Cette fois, le Club de Bruges n'a pas fait le poids. Contrairement à l'aller, les Blauw en Zwart se sont fait balayer par le Paris Saint Germain pour match de clôture de la C1. Ce qui referme une campagne européenne pas si glorieuse que cela.

Ce mercredi matin, la presse française n'a pas été tendre avec le dernier champion de Pro League. À commencer par le journal L'Equipe. "Alors qu'elle était la seule équipe sur le terrain à jouer encore quelque chose, le Club Bruges a longtemps étalé un étonnant manque d'agressivité", a estimé le quotidien. Clairement, la prestation défensive est pointée du doigt: "Résultat, sa défense a longtemps souffert avec un Hendry impuissant et un Ricca qui avait beaucoup de déchets dans son jeu. Mignolet est fautif sur l'ouverture du score mais sans lui, les dégâts auraient pu être bien plus importants."
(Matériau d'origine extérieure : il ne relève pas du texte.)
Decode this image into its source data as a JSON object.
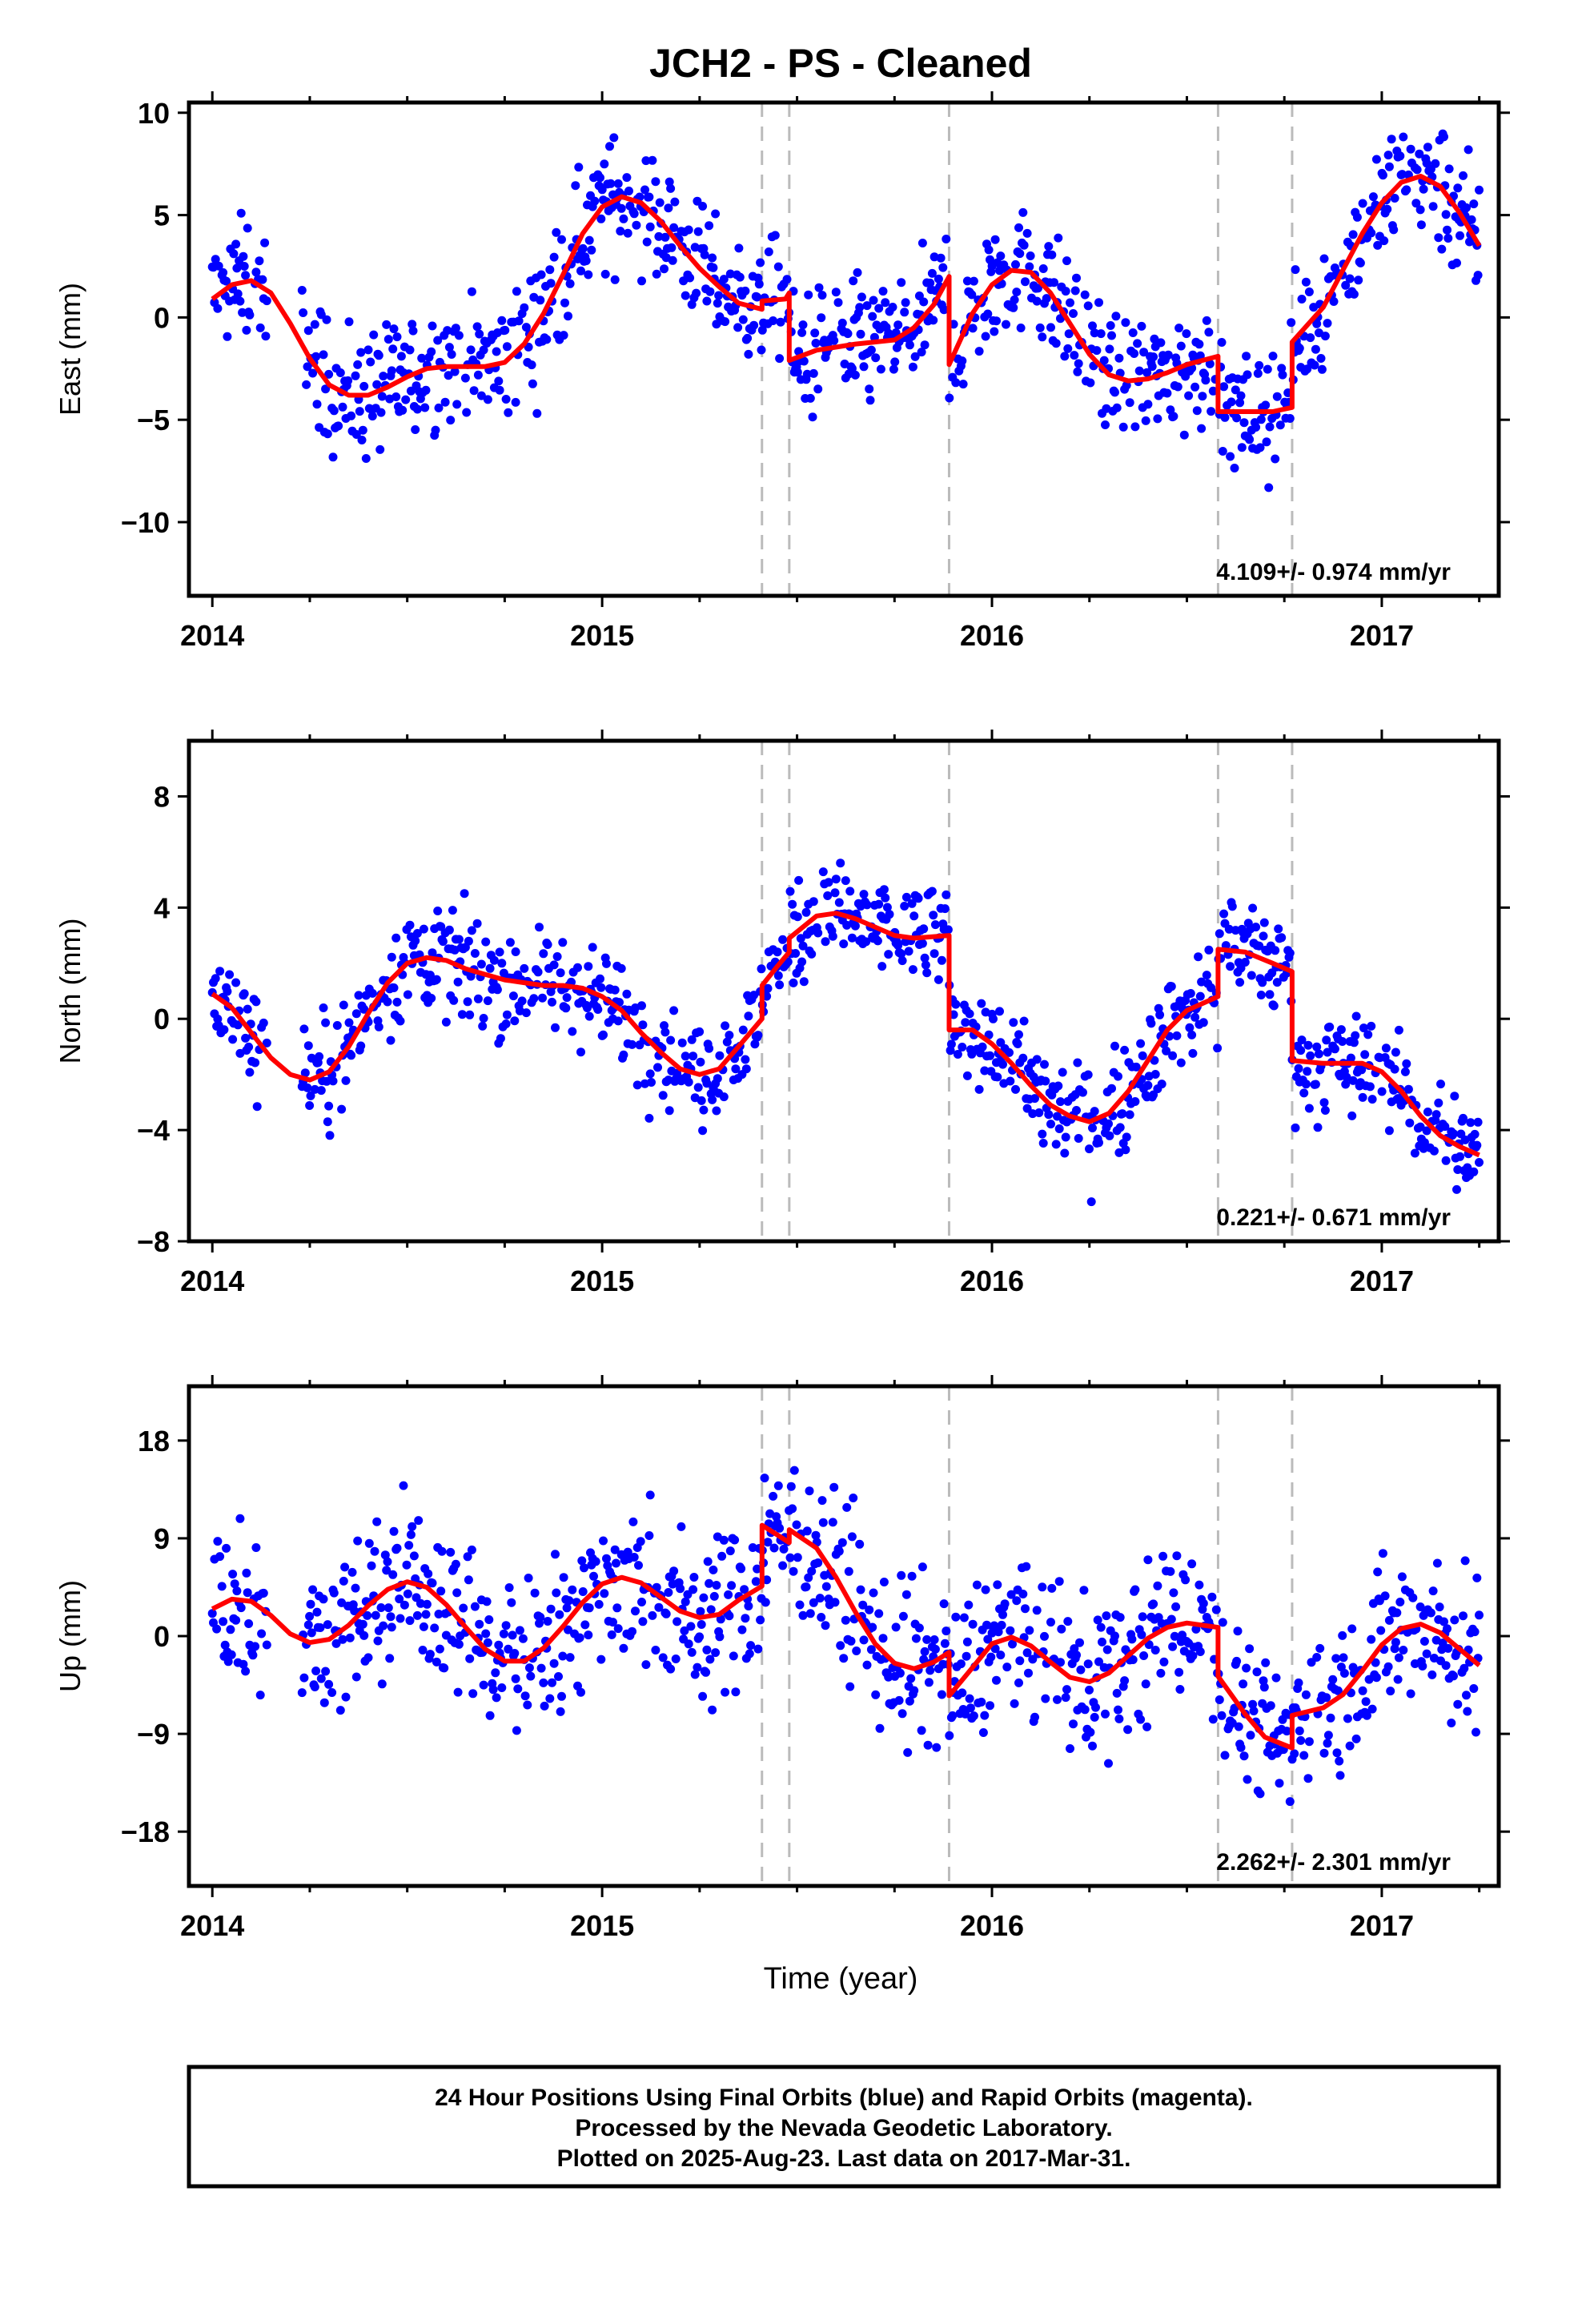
{
  "title": "JCH2  - PS - Cleaned",
  "footer": {
    "line1": "24 Hour Positions Using Final Orbits (blue) and Rapid Orbits (magenta).",
    "line2": "Processed by the Nevada Geodetic Laboratory.",
    "line3": "Plotted on 2025-Aug-23. Last data on 2017-Mar-31."
  },
  "xlabel": "Time (year)",
  "colors": {
    "points": "#0000ff",
    "model": "#ff0000",
    "steps": "#bbbbbb"
  },
  "chart_data": [
    {
      "type": "scatter",
      "component": "East",
      "ylabel": "East (mm)",
      "xlim": [
        2013.94,
        2017.3
      ],
      "ylim": [
        -13.6,
        10.5
      ],
      "xticks": [
        2014,
        2015,
        2016,
        2017
      ],
      "xtick_labels": [
        "2014",
        "2015",
        "2016",
        "2017"
      ],
      "yticks": [
        10,
        5,
        0,
        -5,
        -10
      ],
      "ytick_labels": [
        "10",
        "5",
        "0",
        "−5",
        "−10"
      ],
      "rate": "4.109+/- 0.974 mm/yr",
      "steps": [
        2015.41,
        2015.48,
        2015.89,
        2016.58,
        2016.77
      ],
      "model": [
        [
          2014.0,
          0.9
        ],
        [
          2014.05,
          1.6
        ],
        [
          2014.1,
          1.8
        ],
        [
          2014.15,
          1.2
        ],
        [
          2014.2,
          -0.3
        ],
        [
          2014.25,
          -2.0
        ],
        [
          2014.3,
          -3.3
        ],
        [
          2014.35,
          -3.8
        ],
        [
          2014.4,
          -3.8
        ],
        [
          2014.45,
          -3.4
        ],
        [
          2014.5,
          -2.9
        ],
        [
          2014.55,
          -2.5
        ],
        [
          2014.6,
          -2.4
        ],
        [
          2014.65,
          -2.4
        ],
        [
          2014.7,
          -2.4
        ],
        [
          2014.75,
          -2.2
        ],
        [
          2014.8,
          -1.3
        ],
        [
          2014.85,
          0.2
        ],
        [
          2014.9,
          2.1
        ],
        [
          2014.95,
          4.1
        ],
        [
          2015.0,
          5.4
        ],
        [
          2015.05,
          5.9
        ],
        [
          2015.1,
          5.6
        ],
        [
          2015.15,
          4.7
        ],
        [
          2015.2,
          3.5
        ],
        [
          2015.25,
          2.4
        ],
        [
          2015.3,
          1.5
        ],
        [
          2015.35,
          0.7
        ],
        [
          2015.41,
          0.4
        ],
        [
          2015.41,
          0.8
        ],
        [
          2015.47,
          0.9
        ],
        [
          2015.48,
          1.2
        ],
        [
          2015.48,
          -2.1
        ],
        [
          2015.55,
          -1.6
        ],
        [
          2015.65,
          -1.3
        ],
        [
          2015.75,
          -1.1
        ],
        [
          2015.8,
          -0.5
        ],
        [
          2015.85,
          0.6
        ],
        [
          2015.89,
          2.0
        ],
        [
          2015.89,
          -2.3
        ],
        [
          2015.95,
          0.2
        ],
        [
          2016.0,
          1.6
        ],
        [
          2016.05,
          2.3
        ],
        [
          2016.1,
          2.2
        ],
        [
          2016.15,
          1.2
        ],
        [
          2016.2,
          -0.3
        ],
        [
          2016.25,
          -1.8
        ],
        [
          2016.3,
          -2.8
        ],
        [
          2016.35,
          -3.1
        ],
        [
          2016.4,
          -3.0
        ],
        [
          2016.45,
          -2.7
        ],
        [
          2016.5,
          -2.3
        ],
        [
          2016.58,
          -1.9
        ],
        [
          2016.58,
          -4.6
        ],
        [
          2016.65,
          -4.6
        ],
        [
          2016.72,
          -4.6
        ],
        [
          2016.77,
          -4.4
        ],
        [
          2016.77,
          -1.2
        ],
        [
          2016.85,
          0.5
        ],
        [
          2016.9,
          2.3
        ],
        [
          2016.95,
          4.1
        ],
        [
          2017.0,
          5.6
        ],
        [
          2017.05,
          6.6
        ],
        [
          2017.1,
          6.9
        ],
        [
          2017.15,
          6.4
        ],
        [
          2017.2,
          5.1
        ],
        [
          2017.25,
          3.5
        ]
      ]
    },
    {
      "type": "scatter",
      "component": "North",
      "ylabel": "North (mm)",
      "xlim": [
        2013.94,
        2017.3
      ],
      "ylim": [
        -8,
        10
      ],
      "xticks": [
        2014,
        2015,
        2016,
        2017
      ],
      "xtick_labels": [
        "2014",
        "2015",
        "2016",
        "2017"
      ],
      "yticks": [
        8,
        4,
        0,
        -4,
        -8
      ],
      "ytick_labels": [
        "8",
        "4",
        "0",
        "−4",
        "−8"
      ],
      "rate": "0.221+/- 0.671 mm/yr",
      "steps": [
        2015.41,
        2015.48,
        2015.89,
        2016.58,
        2016.77
      ],
      "model": [
        [
          2014.0,
          0.9
        ],
        [
          2014.05,
          0.4
        ],
        [
          2014.1,
          -0.5
        ],
        [
          2014.15,
          -1.4
        ],
        [
          2014.2,
          -2.0
        ],
        [
          2014.25,
          -2.2
        ],
        [
          2014.3,
          -1.9
        ],
        [
          2014.35,
          -1.0
        ],
        [
          2014.4,
          0.2
        ],
        [
          2014.45,
          1.3
        ],
        [
          2014.5,
          2.0
        ],
        [
          2014.55,
          2.2
        ],
        [
          2014.6,
          2.1
        ],
        [
          2014.65,
          1.8
        ],
        [
          2014.7,
          1.6
        ],
        [
          2014.75,
          1.4
        ],
        [
          2014.8,
          1.3
        ],
        [
          2014.85,
          1.2
        ],
        [
          2014.9,
          1.2
        ],
        [
          2014.95,
          1.1
        ],
        [
          2015.0,
          0.8
        ],
        [
          2015.05,
          0.3
        ],
        [
          2015.1,
          -0.5
        ],
        [
          2015.15,
          -1.2
        ],
        [
          2015.2,
          -1.8
        ],
        [
          2015.25,
          -2.0
        ],
        [
          2015.3,
          -1.8
        ],
        [
          2015.35,
          -1.0
        ],
        [
          2015.41,
          0.0
        ],
        [
          2015.41,
          1.2
        ],
        [
          2015.45,
          1.9
        ],
        [
          2015.48,
          2.4
        ],
        [
          2015.48,
          2.9
        ],
        [
          2015.55,
          3.7
        ],
        [
          2015.6,
          3.8
        ],
        [
          2015.65,
          3.6
        ],
        [
          2015.7,
          3.3
        ],
        [
          2015.75,
          3.0
        ],
        [
          2015.8,
          2.9
        ],
        [
          2015.89,
          3.0
        ],
        [
          2015.89,
          -0.4
        ],
        [
          2015.95,
          -0.4
        ],
        [
          2016.0,
          -0.9
        ],
        [
          2016.05,
          -1.6
        ],
        [
          2016.1,
          -2.4
        ],
        [
          2016.15,
          -3.1
        ],
        [
          2016.2,
          -3.5
        ],
        [
          2016.25,
          -3.7
        ],
        [
          2016.3,
          -3.4
        ],
        [
          2016.35,
          -2.6
        ],
        [
          2016.4,
          -1.5
        ],
        [
          2016.45,
          -0.4
        ],
        [
          2016.5,
          0.3
        ],
        [
          2016.58,
          0.8
        ],
        [
          2016.58,
          2.5
        ],
        [
          2016.65,
          2.4
        ],
        [
          2016.72,
          2.0
        ],
        [
          2016.77,
          1.7
        ],
        [
          2016.77,
          -1.5
        ],
        [
          2016.85,
          -1.6
        ],
        [
          2016.95,
          -1.6
        ],
        [
          2017.0,
          -1.9
        ],
        [
          2017.05,
          -2.6
        ],
        [
          2017.1,
          -3.5
        ],
        [
          2017.15,
          -4.2
        ],
        [
          2017.2,
          -4.6
        ],
        [
          2017.25,
          -4.9
        ]
      ]
    },
    {
      "type": "scatter",
      "component": "Up",
      "ylabel": "Up (mm)",
      "xlim": [
        2013.94,
        2017.3
      ],
      "ylim": [
        -23,
        23
      ],
      "xticks": [
        2014,
        2015,
        2016,
        2017
      ],
      "xtick_labels": [
        "2014",
        "2015",
        "2016",
        "2017"
      ],
      "yticks": [
        18,
        9,
        0,
        -9,
        -18
      ],
      "ytick_labels": [
        "18",
        "9",
        "0",
        "−9",
        "−18"
      ],
      "rate": "2.262+/- 2.301 mm/yr",
      "steps": [
        2015.41,
        2015.48,
        2015.89,
        2016.58,
        2016.77
      ],
      "model": [
        [
          2014.0,
          2.5
        ],
        [
          2014.05,
          3.4
        ],
        [
          2014.1,
          3.2
        ],
        [
          2014.15,
          1.9
        ],
        [
          2014.2,
          0.2
        ],
        [
          2014.25,
          -0.6
        ],
        [
          2014.3,
          -0.3
        ],
        [
          2014.35,
          1.0
        ],
        [
          2014.4,
          2.8
        ],
        [
          2014.45,
          4.3
        ],
        [
          2014.5,
          5.0
        ],
        [
          2014.55,
          4.5
        ],
        [
          2014.6,
          2.9
        ],
        [
          2014.65,
          0.8
        ],
        [
          2014.7,
          -1.2
        ],
        [
          2014.75,
          -2.3
        ],
        [
          2014.8,
          -2.3
        ],
        [
          2014.85,
          -1.1
        ],
        [
          2014.9,
          0.9
        ],
        [
          2014.95,
          3.1
        ],
        [
          2015.0,
          4.8
        ],
        [
          2015.05,
          5.4
        ],
        [
          2015.1,
          4.9
        ],
        [
          2015.15,
          3.6
        ],
        [
          2015.2,
          2.3
        ],
        [
          2015.25,
          1.7
        ],
        [
          2015.3,
          2.0
        ],
        [
          2015.35,
          3.3
        ],
        [
          2015.41,
          4.6
        ],
        [
          2015.41,
          10.2
        ],
        [
          2015.45,
          9.3
        ],
        [
          2015.48,
          8.6
        ],
        [
          2015.48,
          9.8
        ],
        [
          2015.55,
          8.1
        ],
        [
          2015.6,
          5.4
        ],
        [
          2015.65,
          2.2
        ],
        [
          2015.7,
          -0.7
        ],
        [
          2015.75,
          -2.5
        ],
        [
          2015.8,
          -3.0
        ],
        [
          2015.85,
          -2.4
        ],
        [
          2015.89,
          -1.5
        ],
        [
          2015.89,
          -5.5
        ],
        [
          2015.95,
          -2.9
        ],
        [
          2016.0,
          -0.7
        ],
        [
          2016.05,
          -0.1
        ],
        [
          2016.1,
          -0.9
        ],
        [
          2016.15,
          -2.4
        ],
        [
          2016.2,
          -3.8
        ],
        [
          2016.25,
          -4.2
        ],
        [
          2016.3,
          -3.4
        ],
        [
          2016.35,
          -1.8
        ],
        [
          2016.4,
          -0.2
        ],
        [
          2016.45,
          0.8
        ],
        [
          2016.5,
          1.2
        ],
        [
          2016.58,
          0.8
        ],
        [
          2016.58,
          -3.7
        ],
        [
          2016.65,
          -7.2
        ],
        [
          2016.7,
          -9.3
        ],
        [
          2016.77,
          -10.3
        ],
        [
          2016.77,
          -7.3
        ],
        [
          2016.85,
          -6.6
        ],
        [
          2016.9,
          -5.4
        ],
        [
          2016.95,
          -3.2
        ],
        [
          2017.0,
          -0.8
        ],
        [
          2017.05,
          0.7
        ],
        [
          2017.1,
          1.1
        ],
        [
          2017.15,
          0.3
        ],
        [
          2017.2,
          -1.2
        ],
        [
          2017.25,
          -2.7
        ]
      ]
    }
  ]
}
Les choix de Clément ont également fait beaucoup jaser. Notamment la titularisation surprise du jeune Sandra qui écope d'un sévère 3/10. "Il a cumulé pertes de balle et mauvais choix, ratant l'occasion de remettre son équipe dans la partie en oubliant Lang." Le Neymar de la Venise du Nord est d'ailleurs le seul, avec Mignolet, a avoir une note positive. "Le Néerlandais fut le Brugeois le plus créatif et le plus dangereux, trouvant de bons angles de passes pour De Ketelaere."

Pour le Parisien, le PSG était tout simplement trop fort pour ce Bruges-là. "Inspiré et brillant, surtout en première période, le club de la capitale, déjà qualifié pour les 8es de finale de la Ligue des champions, a fessé les Belges avec un doublé de Kylian Mbappé et un autre de Leo Messi", a commencé le journal de la capitale française. "Certes, Bruges n’a pas défendu comme Nice (0-0) ni mis l’intensité et l’impact de Lens (1-1) mais il s’agit d’une petite équipe avec son charme et quelques bons joueurs, pas bidon pour un sou", affirme le quotidien.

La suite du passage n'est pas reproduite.